Mr. Waring added that money managers that do implement the Fundamental Law would only do so if they, in fact, have an extensive array of resources and manpower. "Richard waves this away with the presumption that managers are limited in resources in a way that prevents that. But while many traditional portfolio managers are often limited, managers such as BGI, who use the Grinold and Kahn methods very heavily, continue to add massive resources in their research areas, and continue to enjoy massive gains in their alphas from this effort."

Joanne Hill, managing director of equity product strategies at Goldman Sachs & Co., New York, agreed with Mr. Waring. "In general I think, thanks to Grinold and Kahn, we have come a long way in both identifying the benefits of broadening the choice set of investments, diversifying across investment styles (alpha sources) and varying the time horizon of our strategies. The work of Grinold and Kahn has helped BGI and before that BARRA Inc. (now MSCI BARRA), improve the process of developing quantitative investment products."

‘Don't point fingers'

Ms. Hill added that while the art of quantitative money management still can be improved, "we should focus on advancing the state of the art, rather than pointing fingers and saying money is mismanaged. I certainly won't cast the first stone there."

Ernie Ankrim, chief strategist at Russell Investment Group, Tacoma, Wash., agreed with Mr. Michaud that increasing the opportunity set for fundamental money managers could be a problem. "This is where (Mr.) Michaud starts to get it right," said Mr. Ankrim. "For managers whose security selection is based on in-depth analysis of the prospective firms' financial conditions or product prospects, adding additional securities to consider may not come cheaply, or at the same rate of success."
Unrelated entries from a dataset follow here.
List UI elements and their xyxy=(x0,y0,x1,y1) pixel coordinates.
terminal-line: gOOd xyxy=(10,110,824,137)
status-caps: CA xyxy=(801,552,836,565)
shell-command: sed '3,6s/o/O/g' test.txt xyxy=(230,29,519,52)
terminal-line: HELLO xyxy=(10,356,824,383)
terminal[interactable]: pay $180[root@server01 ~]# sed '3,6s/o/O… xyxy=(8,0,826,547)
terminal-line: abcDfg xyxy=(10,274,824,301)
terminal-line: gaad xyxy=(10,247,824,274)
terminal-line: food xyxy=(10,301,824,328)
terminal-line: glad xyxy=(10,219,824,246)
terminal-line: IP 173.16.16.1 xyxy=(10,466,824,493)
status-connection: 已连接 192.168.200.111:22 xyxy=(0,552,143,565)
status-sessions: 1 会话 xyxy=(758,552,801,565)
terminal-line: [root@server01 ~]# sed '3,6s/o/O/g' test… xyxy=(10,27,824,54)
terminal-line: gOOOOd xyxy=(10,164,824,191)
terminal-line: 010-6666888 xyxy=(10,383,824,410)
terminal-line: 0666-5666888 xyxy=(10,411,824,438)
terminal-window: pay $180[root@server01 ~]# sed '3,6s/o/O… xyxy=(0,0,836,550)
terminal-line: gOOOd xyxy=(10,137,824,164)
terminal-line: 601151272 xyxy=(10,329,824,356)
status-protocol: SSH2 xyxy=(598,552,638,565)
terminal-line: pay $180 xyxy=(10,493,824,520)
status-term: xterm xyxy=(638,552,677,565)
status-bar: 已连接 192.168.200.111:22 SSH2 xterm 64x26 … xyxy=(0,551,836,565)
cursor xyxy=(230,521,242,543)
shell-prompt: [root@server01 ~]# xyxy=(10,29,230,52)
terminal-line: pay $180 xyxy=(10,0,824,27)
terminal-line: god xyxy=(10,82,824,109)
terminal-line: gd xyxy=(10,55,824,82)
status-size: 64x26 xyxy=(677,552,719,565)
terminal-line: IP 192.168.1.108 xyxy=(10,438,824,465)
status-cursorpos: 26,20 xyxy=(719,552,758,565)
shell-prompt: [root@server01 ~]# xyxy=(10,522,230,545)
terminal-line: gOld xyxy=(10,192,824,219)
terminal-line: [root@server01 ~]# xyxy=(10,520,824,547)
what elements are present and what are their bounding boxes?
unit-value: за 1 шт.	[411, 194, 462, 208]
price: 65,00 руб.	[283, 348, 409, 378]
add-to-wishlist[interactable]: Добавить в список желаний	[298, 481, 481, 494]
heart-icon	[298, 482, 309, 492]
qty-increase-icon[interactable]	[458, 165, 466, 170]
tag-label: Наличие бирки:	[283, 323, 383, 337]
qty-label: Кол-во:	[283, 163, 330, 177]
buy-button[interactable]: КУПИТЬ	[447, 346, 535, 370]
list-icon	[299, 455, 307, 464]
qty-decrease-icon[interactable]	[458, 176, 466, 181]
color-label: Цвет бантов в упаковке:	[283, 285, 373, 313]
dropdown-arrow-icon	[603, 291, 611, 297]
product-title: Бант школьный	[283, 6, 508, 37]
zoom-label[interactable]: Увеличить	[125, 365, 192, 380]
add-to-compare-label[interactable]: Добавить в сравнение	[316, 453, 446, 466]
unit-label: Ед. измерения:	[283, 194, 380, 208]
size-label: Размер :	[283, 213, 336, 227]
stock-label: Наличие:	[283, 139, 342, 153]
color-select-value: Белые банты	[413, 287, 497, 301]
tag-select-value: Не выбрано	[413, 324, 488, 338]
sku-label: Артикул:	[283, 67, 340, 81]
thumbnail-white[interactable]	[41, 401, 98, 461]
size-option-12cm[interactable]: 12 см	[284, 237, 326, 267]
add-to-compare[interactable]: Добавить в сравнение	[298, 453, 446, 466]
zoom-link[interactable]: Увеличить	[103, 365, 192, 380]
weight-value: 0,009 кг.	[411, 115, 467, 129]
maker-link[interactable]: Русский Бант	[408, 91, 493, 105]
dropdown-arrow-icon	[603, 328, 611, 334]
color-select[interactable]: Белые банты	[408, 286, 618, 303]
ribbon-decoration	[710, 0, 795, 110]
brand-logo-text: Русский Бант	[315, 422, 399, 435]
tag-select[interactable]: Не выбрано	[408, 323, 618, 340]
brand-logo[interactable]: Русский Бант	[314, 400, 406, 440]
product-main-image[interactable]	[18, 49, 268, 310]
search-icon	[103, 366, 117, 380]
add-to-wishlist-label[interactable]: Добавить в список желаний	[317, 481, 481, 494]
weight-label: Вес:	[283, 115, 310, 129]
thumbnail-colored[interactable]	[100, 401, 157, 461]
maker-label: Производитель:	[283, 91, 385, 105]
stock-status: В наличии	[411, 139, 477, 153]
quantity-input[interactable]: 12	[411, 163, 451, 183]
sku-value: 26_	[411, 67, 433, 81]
Mr. Ankrim, however, disagreed with Mr. Michaud in regards to quantitative money managers, saying that, for a quantitative manager, "adding new candidates, and the evaluation of same, does not require a substantial increase in insight or resources. In this case, the firms benefit from a law of large numbers where their added value is not diminished, but the volatility of their success is, as their menu of alternatives increases."